Sampai sekarang tidak ada angka pasti, berapa jumlah mahasiwa Indonesia yang dikirim oleh Bung Karno ke Uni Soviet untuk belajar di berbagai perguruan tinggi di negara itu. Beberapa sumber eks Mahid menyebutkan jumlahnya sekitar 2 ribu orang, termasuk anggota/kader Partai Komunis Indonesia (PKI) dan organisasi buruh yang berafiliasi ke PKI. Sekitar 1.000 yang benar-benar mahasiwa, dan sebagian besar mereka belajar teknik permesinan, kedirgantaraan, nuklir, teknologi nano dan lain-lain.
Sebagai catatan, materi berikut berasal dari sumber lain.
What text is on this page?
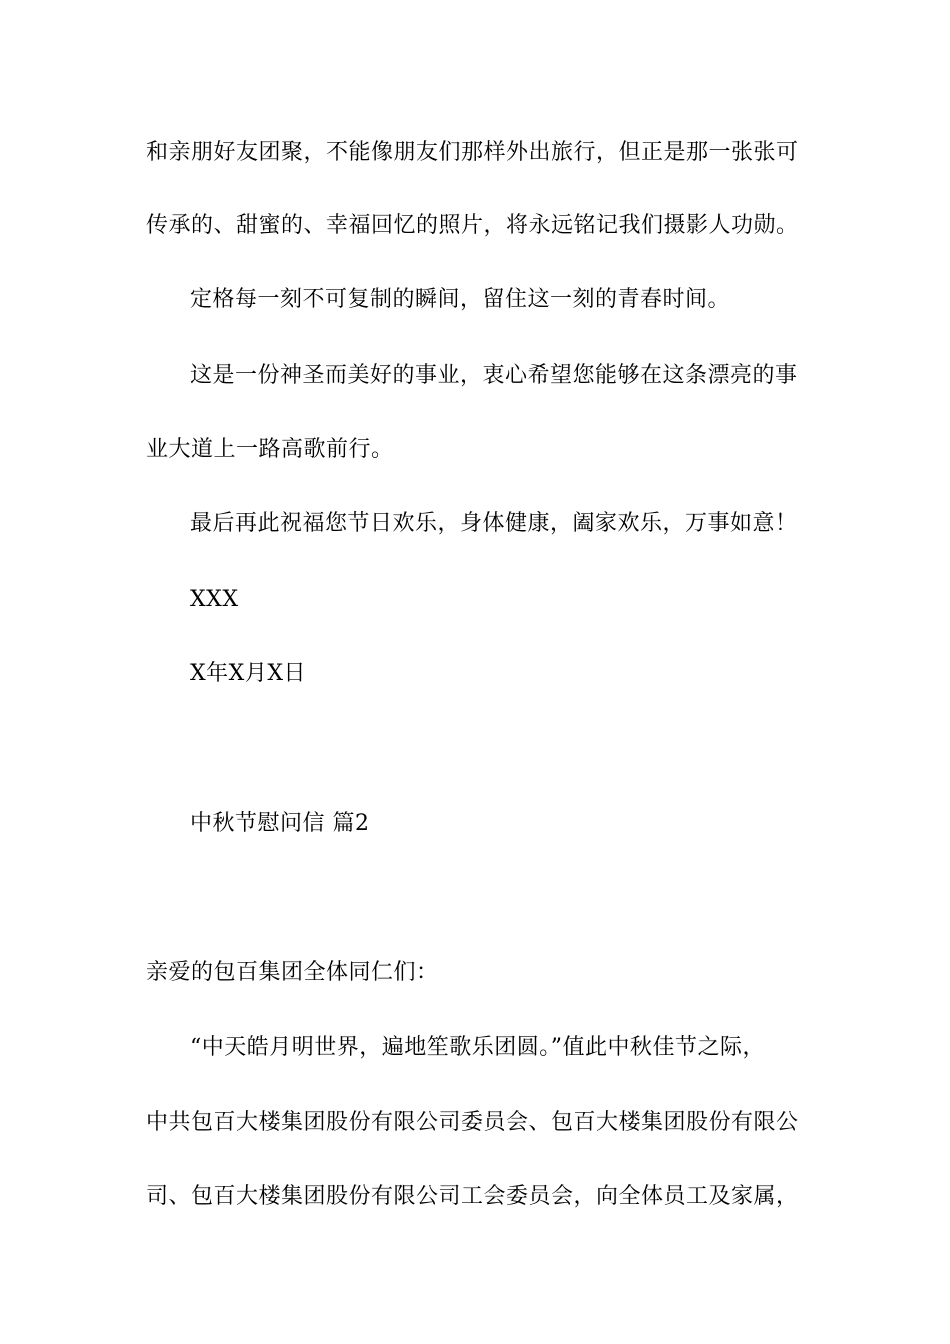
和亲朋好友团聚，不能像朋友们那样外出旅行，但正是那一张张可
传承的、甜蜜的、幸福回忆的照片，将永远铭记我们摄影人功勋。
定格每一刻不可复制的瞬间，留住这一刻的青春时间。
这是一份神圣而美好的事业，衷心希望您能够在这条漂亮的事
业大道上一路高歌前行。
最后再此祝福您节日欢乐，身体健康，阖家欢乐，万事如意！
XXX
X年X月X日
中秋节慰问信 篇2
亲爱的包百集团全体同仁们：
“中天皓月明世界，遍地笙歌乐团圆。”值此中秋佳节之际，
中共包百大楼集团股份有限公司委员会、包百大楼集团股份有限公
司、包百大楼集团股份有限公司工会委员会，向全体员工及家属，
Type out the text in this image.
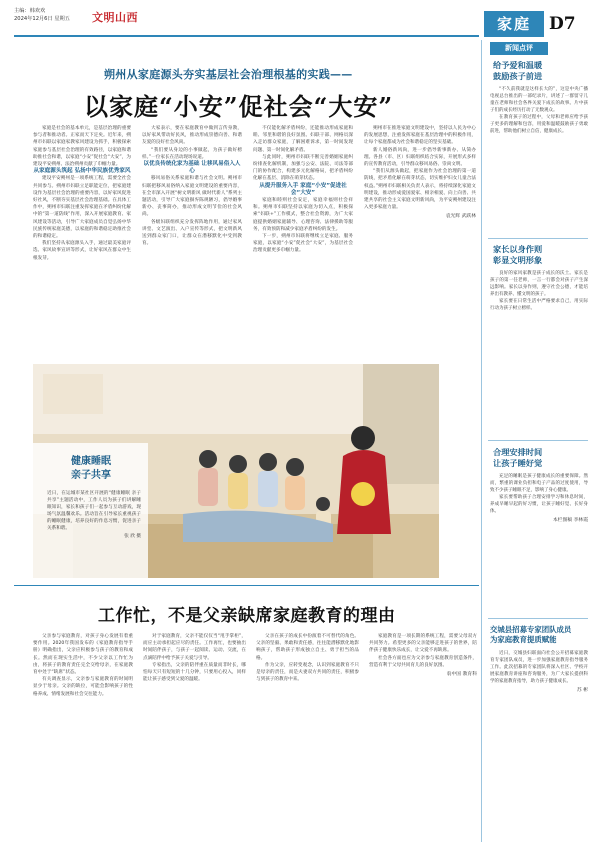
主编：韩欢欢
2024年12月6日 星期五	文明山西	家庭	D7
朔州从家庭源头夯实基层社会治理根基的实践——
以家庭“小安”促社会“大安”

家庭是社会的基本单元，是基层治理的重要参与者和推动者。正家而天下定矣。近年来，朔州市妇联以家庭家教家风建设为抓手，积极探索家庭参与基层社会治理的有效路径，以家庭和谐助推社会和谐，以家庭“小安”促社会“大安”，为建设平安朔州、法治朔州贡献了巾帼力量。

从家庭源头筑起 弘扬中华民族优秀家风

建设平安朔州是一项系统工程，需要全社会共同参与。朔州市妇联立足职能定位，把家庭建设作为基层社会治理的重要内容，以好家风促进好社风，不断夯实基层社会治理基础。在具体工作中，朔州市妇联注重发挥家庭在矛盾纠纷化解中的“第一道防线”作用，深入开展家庭教育、家风建设等活动，引导广大家庭成员自觉弘扬中华民族传统家庭美德，以家庭的和谐稳定助推社会的和谐稳定。

我们坚持从家庭源头入手，通过最美家庭评选、家风故事宣讲等形式，让好家风在群众中生根发芽。

大家表示，要在家庭教育中做到言传身教，以好家风带动好民风，推动形成崇德向善、和谐友爱的良好社会风尚。

“我们要从身边的小事做起，为孩子做好榜样。”一位家长在活动现场说道。

以优良传统化家为基础 让移风易俗入人心

移风易俗关系家庭和谐与社会文明。朔州市妇联把移风易俗纳入家庭文明建设的重要内容，在全市深入开展“树文明新风 做时代新人”系列主题活动，引导广大家庭摒弃陈规陋习，倡导婚事新办、丧事简办，推动形成文明节俭的社会风尚。

各级妇联组织充分发挥阵地作用，通过家风讲堂、文艺演出、入户宣传等形式，把文明新风送到群众家门口，让群众在潜移默化中受到教育。

不仅能化解矛盾纠纷，还能推动形成家庭和睦、邻里和谐的良好氛围。妇联干部、网格员深入走访群众家庭，了解困难诉求，第一时间发现问题、第一时间化解矛盾。

与此同时，朔州市妇联不断完善婚姻家庭纠纷排查化解机制，加强与公安、法院、司法等部门的协作配合，构建多元化解格局，把矛盾纠纷化解在基层、消除在萌芽状态。

从提升服务入手 家庭“小安”促进社会“大安”

家庭和睦则社会安定，家庭幸福则社会祥和。朔州市妇联坚持以家庭为切入点，积极探索“妇联+”工作模式，整合社会资源，为广大家庭提供婚姻家庭辅导、心理咨询、法律援助等服务，有效预防和减少家庭矛盾纠纷的发生。

下一步，朔州市妇联将继续立足家庭、服务家庭，以家庭“小安”促社会“大安”，为基层社会治理贡献更多巾帼力量。

朔州市在推进家庭文明建设中，坚持以人民为中心的发展思想，注重发挥家庭在基层治理中的积极作用，让每个家庭都成为社会和谐稳定的坚实基础。

新人婚俗新风尚，进一步倡导新事新办、从简办理。各县（市、区）妇联组织结合实际，开展形式多样的宣传教育活动，引导群众移风易俗、崇尚文明。

“我们从源头做起，把家庭作为社会治理的第一道防线，把矛盾化解在萌芽状态，切实维护妇女儿童合法权益。”朔州市妇联相关负责人表示，将持续深化家庭文明建设，推动形成爱国爱家、相亲相爱、向上向善、共建共享的社会主义家庭文明新风尚，为平安朔州建设注入更多家庭力量。

袁光辉 武跃林
健康睡眠
亲子共享
近日，在运城市某社区开展的“健康睡眠 亲子共享”主题活动中，工作人员为孩子们讲解睡眠知识，家长和孩子们一起参与互动游戏，现场气氛温馨欢乐。活动旨在引导家长重视孩子的睡眠健康，培养良好的作息习惯，促进亲子关系和谐。
张 欣 摄
工作忙，不是父亲缺席家庭教育的理由

父亲参与家庭教育，对孩子身心发展有着重要作用。2020年我国发布的《家庭教育指导手册》明确指出，父亲应积极参与孩子的教育和成长。然而在现实生活中，不少父亲以工作忙为由，将孩子的教育责任完全交给母亲，在家庭教育中处于“缺席”状态。

有关调查显示，父亲参与家庭教育的时间明显少于母亲。父亲的缺位，可能会影响孩子的性格养成、情绪发展和社会交往能力。

对于家庭教育，父亲不能仅仅当“甩手掌柜”，而应主动承担起应尽的责任。工作再忙，也要抽出时间陪伴孩子，与孩子一起阅读、运动、交流，在点滴陪伴中给予孩子关爱与引导。

专家指出，父亲的陪伴重在质量而非时长，哪怕每天只有短短的十几分钟，只要用心投入，同样能让孩子感受到父爱的温暖。

父亲在孩子的成长中扮演着不可替代的角色。父亲的坚毅、果敢和责任感，往往能潜移默化地影响孩子，帮助孩子形成独立自主、勇于担当的品格。

作为父亲，应转变观念，认识到家庭教育不只是母亲的责任，而是夫妻双方共同的责任，积极参与到孩子的教育中来。

家庭教育是一项长期的系统工程，需要父母双方共同努力。希望更多的父亲能够走进孩子的世界，陪伴孩子健康快乐成长，让父爱不再缺席。

社会各方面也应为父亲参与家庭教育创造条件，营造有利于父母共同育儿的良好氛围。

翁中国 教育科
新闻点评
给予爱和温暖
鼓励孩子前进

“不久前我就是这样长大的”，这是中央广播电视总台推出的一部纪录片，讲述了一群留守儿童在老师和社会各界关爱下成长的故事。片中孩子们的成长经历打动了无数观众。

在教育孩子的过程中，父母和老师应给予孩子更多的理解和包容，用爱和温暖鼓励孩子勇敢前进，帮助他们树立自信，健康成长。

家长以身作则
彰显文明形象

良好的家风家教是孩子成长的沃土。家长是孩子的第一任老师，一言一行都会对孩子产生深远影响。家长以身作则，遵守社会公德，才能培养出有教养、懂文明的孩子。

家长要在日常生活中严格要求自己，用实际行动为孩子树立榜样。

合理安排时间
让孩子睡好觉

充足的睡眠是孩子健康成长的重要保障。然而，繁重的课业负担和电子产品的过度使用，导致不少孩子睡眠不足，影响了身心健康。

家长要帮助孩子合理安排学习和休息时间，养成早睡早起的好习惯，让孩子睡好觉、长好身体。

本栏图稿 李林霞
交城县招募专家团队成员
为家庭教育提质赋能

近日，交城县妇联面向社会公开招募家庭教育专家团队成员，进一步加强家庭教育指导服务工作。此次招募的专家团队将深入社区、学校开展家庭教育讲座和咨询服务，为广大家长提供科学的家庭教育指导，助力孩子健康成长。

苏 彬
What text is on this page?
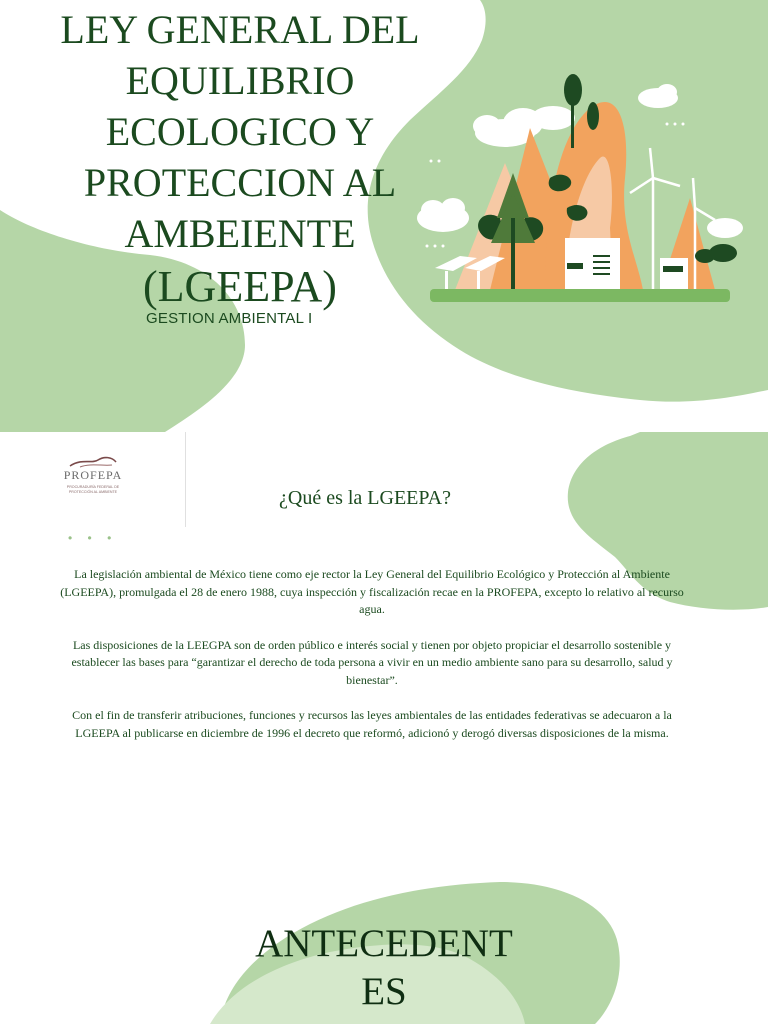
LEY GENERAL DEL
EQUILIBRIO
ECOLOGICO Y
PROTECCION AL
AMBEIENTE
(LGEEPA)
GESTION AMBIENTAL I
PROFEPA
PROCURADURÍA FEDERAL DE
PROTECCIÓN AL AMBIENTE
• • •
¿Qué es la LGEEPA?

La legislación ambiental de México tiene como eje rector la Ley General del Equilibrio Ecológico y Protección al Ambiente (LGEEPA), promulgada el 28 de enero 1988, cuya inspección y fiscalización recae en la PROFEPA, excepto lo relativo al recurso agua.

Las disposiciones de la LEEGPA son de orden público e interés social y tienen por objeto propiciar el desarrollo sostenible y establecer las bases para “garantizar el derecho de toda persona a vivir en un medio ambiente sano para su desarrollo, salud y bienestar”.

Con el fin de transferir atribuciones, funciones y recursos las leyes ambientales de las entidades federativas se adecuaron a la LGEEPA al publicarse en diciembre de 1996 el decreto que reformó, adicionó y derogó diversas disposiciones de la misma.

ANTECEDENT
ES
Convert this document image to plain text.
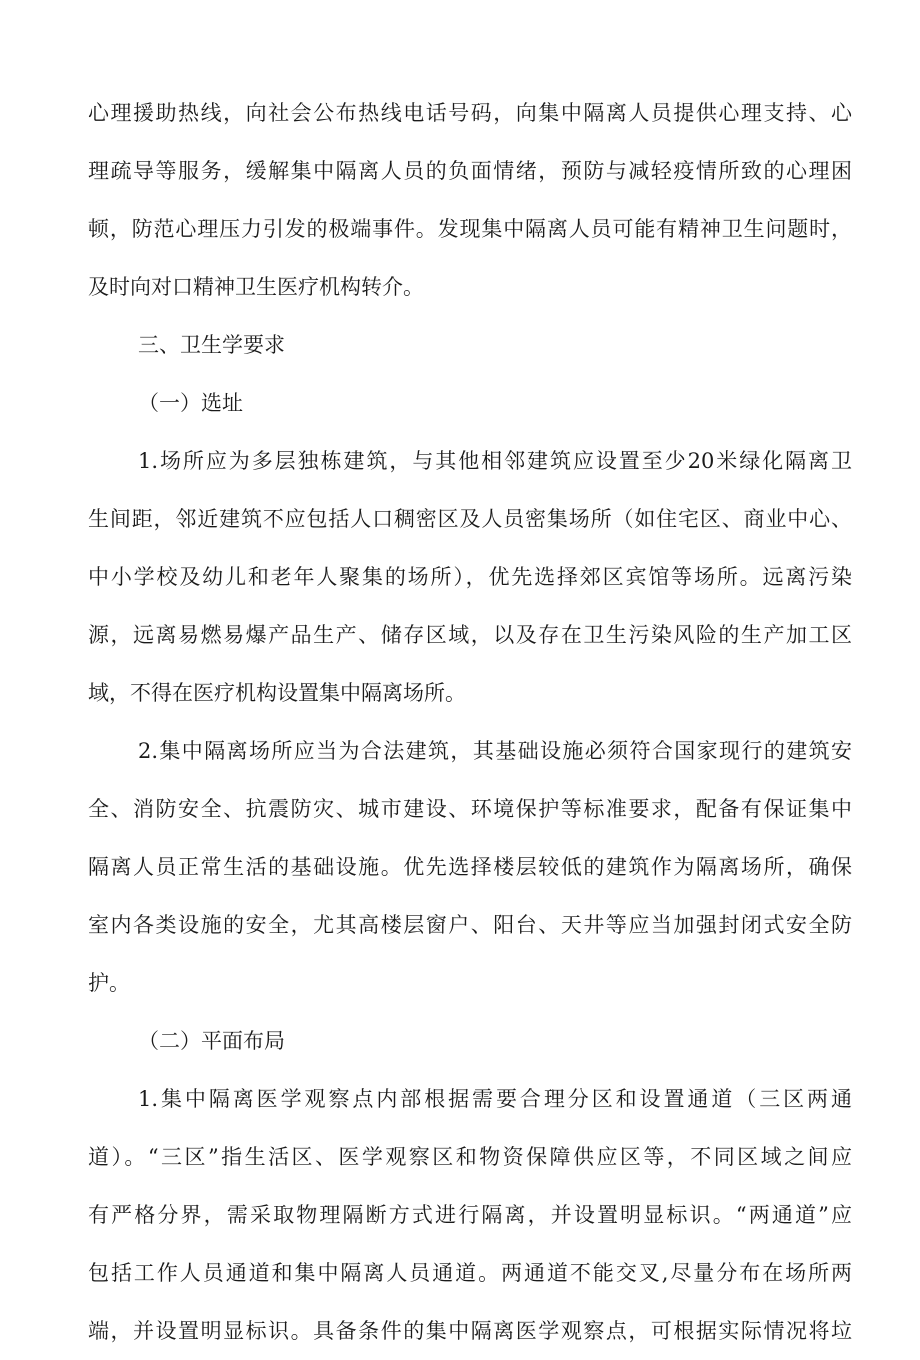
心理援助热线，向社会公布热线电话号码，向集中隔离人员提供心理支持、心
理疏导等服务，缓解集中隔离人员的负面情绪，预防与减轻疫情所致的心理困
顿，防范心理压力引发的极端事件。发现集中隔离人员可能有精神卫生问题时，
及时向对口精神卫生医疗机构转介。
三、卫生学要求
（一）选址
1.场所应为多层独栋建筑，与其他相邻建筑应设置至少20米绿化隔离卫
生间距，邻近建筑不应包括人口稠密区及人员密集场所（如住宅区、商业中心、
中小学校及幼儿和老年人聚集的场所），优先选择郊区宾馆等场所。远离污染
源，远离易燃易爆产品生产、储存区域，以及存在卫生污染风险的生产加工区
域，不得在医疗机构设置集中隔离场所。
2.集中隔离场所应当为合法建筑，其基础设施必须符合国家现行的建筑安
全、消防安全、抗震防灾、城市建设、环境保护等标准要求，配备有保证集中
隔离人员正常生活的基础设施。优先选择楼层较低的建筑作为隔离场所，确保
室内各类设施的安全，尤其高楼层窗户、阳台、天井等应当加强封闭式安全防
护。
（二）平面布局
1.集中隔离医学观察点内部根据需要合理分区和设置通道（三区两通
道）。“三区”指生活区、医学观察区和物资保障供应区等，不同区域之间应
有严格分界，需采取物理隔断方式进行隔离，并设置明显标识。“两通道”应
包括工作人员通道和集中隔离人员通道。两通道不能交叉,尽量分布在场所两
端，并设置明显标识。具备条件的集中隔离医学观察点，可根据实际情况将垃
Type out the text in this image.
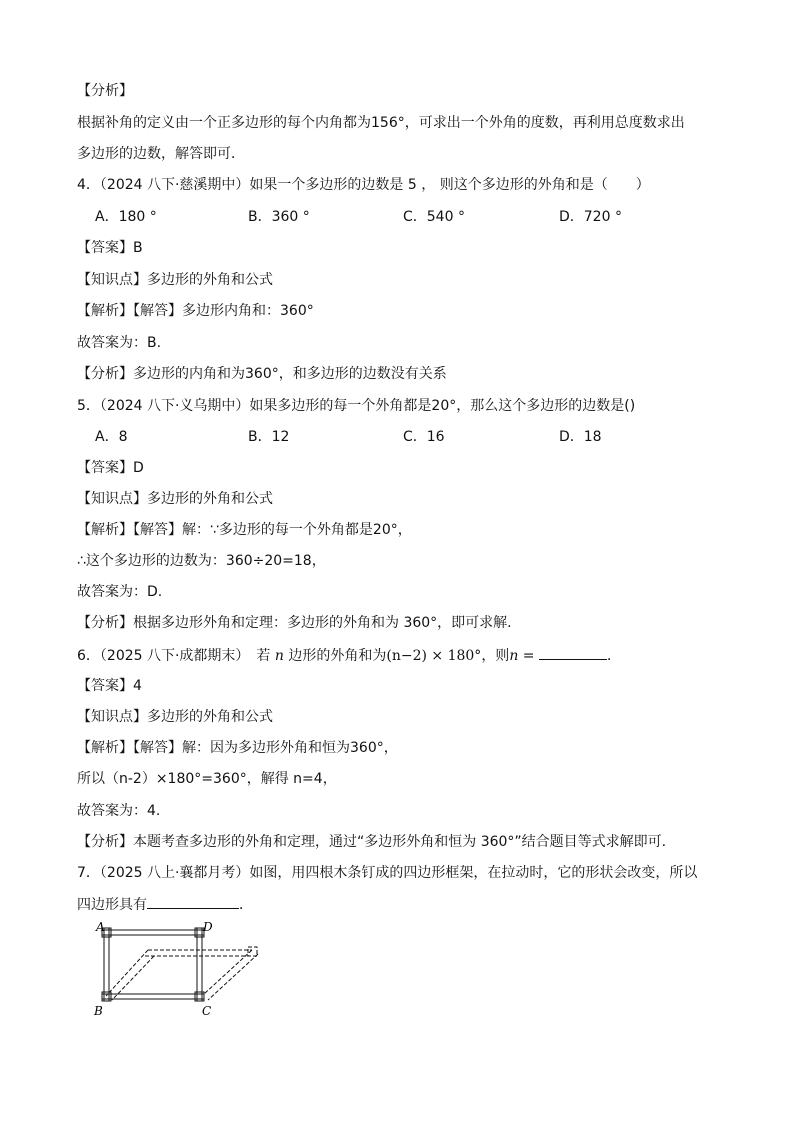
【分析】
根据补角的定义由一个正多边形的每个内角都为156°，可求出一个外角的度数，再利用总度数求出
多边形的边数，解答即可．
4．（2024 八下·慈溪期中）如果一个多边形的边数是 5 ， 则这个多边形的外角和是（　　）
A．180 °	B．360 °	C．540 °	D．720 °
【答案】B
【知识点】多边形的外角和公式
【解析】【解答】多边形内角和：360°
故答案为：B.
【分析】多边形的内角和为360°，和多边形的边数没有关系
5．（2024 八下·义乌期中）如果多边形的每一个外角都是20°，那么这个多边形的边数是()
A．8	B．12	C．16	D．18
【答案】D
【知识点】多边形的外角和公式
【解析】【解答】解：∵多边形的每一个外角都是20°，
∴这个多边形的边数为：360÷20=18，
故答案为：D.
【分析】根据多边形外角和定理：多边形的外角和为 360°，即可求解.
6．（2025 八下·成都期末）　若 n 边形的外角和为(n−2) × 180°，则n =	．
【答案】4
【知识点】多边形的外角和公式
【解析】【解答】解：因为多边形外角和恒为360°，
所以（n-2）×180°=360°，解得 n=4，
故答案为：4.
【分析】本题考查多边形的外角和定理，通过“多边形外角和恒为 360°”结合题目等式求解即可.
7．（2025 八上·襄都月考）如图，用四根木条钉成的四边形框架，在拉动时，它的形状会改变，所以
四边形具有	．
A	D
B	C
Selebihnya ada yang belajar hukum, ekonomi dan sastra.
Saya pernah menanyakan, apakah selama belajar mereka diindoktrinasi atau mendapat mata kuliah tentang ideologi komunis. Mereka kompak menjawab tidak ada, itu hanya untuk orang lokal sampai tingkat SMA, sementara di perguruan tinggi mereka khusus belajar terkait bidang ilmunya. Kondisi Indonesia saat itu memang lagi kacau. Mereka takut pulang karena banyak yang langsung dipenjara dan bahkan terbunuh. Mereka menolak disebut komunis, dan kebanyakan mengaku sebagai Sukarnois. Akibat dari itu mereka kehilangan kewarganegaranya (stateless), dan tidak boleh bepergian sejauh lebih dari 30 km. Mereka juga tidak berani menulis surat kepada keluarganya di Indonesia, khawatir bisa memperburuk kondisi mereka. Praktis hubungan mereka terputus selama 30-an tahun dengan Indonesia. Beruntung ada Reformasi sehingga mereka bisa berkunjung ke Indonesia sejak saat itu.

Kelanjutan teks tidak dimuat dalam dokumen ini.